Think claims the transaction “substantially undervalues TaskUs,” asserting that “a fair valuation for TaskUs is $25.00 per share, more than 50% above the proposed buyout price.” Citing outperformance in the months since the deal’s announcement, Think argues that TaskUs’ recent results alone warrant reevaluating its valuation.
Shareholder critiques acquisition process, peer benchmarking
According to Think’s published analysis, TaskUs’ board and its special committee conducted “a skewed process that lacked rigor and relied on cherry-picked precedent transactions and public comparables.”
The shareholder claims the special committee’s fairness opinion ignored relevant transactions and focused on low-multiple deals. As evidence, Think points to the omission of Capgemini’s acquisition of WNS—an outsourcing competitor—which implied “~12x last twelve months (LTM) EBITDA” for a business like TaskUs, compared to the 6.8x median used in TaskUs’ fairness opinion.
“The Transaction would prevent minority shareholders from realizing this upside,” Think stated, highlighting robust growth in TaskUs’ AI services division—reporting 65.5% year-on-year growth in the first half of 2025—as a sign of significant future value creation that would not be captured by the current price.
Strong AI services growth amid buyout bid
TaskUs is a Nasdaq-listed outsourcing and digital services firm known for providing customer experience, AI operations support, and back-office solutions to high-growth technology companies worldwide. The company boasts a diverse client base in sectors such as technology, fintech, and e-commerce, with recent expansion into AI service delivery. TaskUs has reported strong operational performance in 2025, strengthening fiscal arguments for a higher valuation.

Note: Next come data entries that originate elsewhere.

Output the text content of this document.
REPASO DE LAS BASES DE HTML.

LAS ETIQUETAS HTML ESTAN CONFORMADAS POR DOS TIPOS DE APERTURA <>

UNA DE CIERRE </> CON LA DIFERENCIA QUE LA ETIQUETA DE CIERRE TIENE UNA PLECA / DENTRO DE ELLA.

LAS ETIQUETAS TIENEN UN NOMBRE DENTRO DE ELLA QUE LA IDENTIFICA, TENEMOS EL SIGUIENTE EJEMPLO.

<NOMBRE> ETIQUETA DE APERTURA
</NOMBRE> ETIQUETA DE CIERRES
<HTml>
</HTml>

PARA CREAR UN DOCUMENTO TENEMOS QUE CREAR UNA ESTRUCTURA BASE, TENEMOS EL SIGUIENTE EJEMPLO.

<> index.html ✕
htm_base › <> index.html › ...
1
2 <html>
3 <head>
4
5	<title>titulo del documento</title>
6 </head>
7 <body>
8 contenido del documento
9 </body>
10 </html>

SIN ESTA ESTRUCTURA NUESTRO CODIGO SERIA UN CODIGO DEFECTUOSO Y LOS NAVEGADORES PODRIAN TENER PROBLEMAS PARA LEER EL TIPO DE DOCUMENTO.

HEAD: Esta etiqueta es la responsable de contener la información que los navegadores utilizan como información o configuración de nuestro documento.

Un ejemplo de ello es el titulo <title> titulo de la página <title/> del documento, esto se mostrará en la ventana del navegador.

TaskUs ranked #19 in the OA500 2025, an objective index of the world’s top 500 outsourcing companies.
Think Investments is a global investment firm managing $3 billion in assets across public and private markets, with offices in San Francisco and Mumbai. The firm is known for its technology focus and deep operating experience in emerging markets.
The proposed deal remains contingent on approval by a majority of unaffiliated shareholders, as Think—now holding 22.8% of the unaffiliated vote—rallies support among other investors.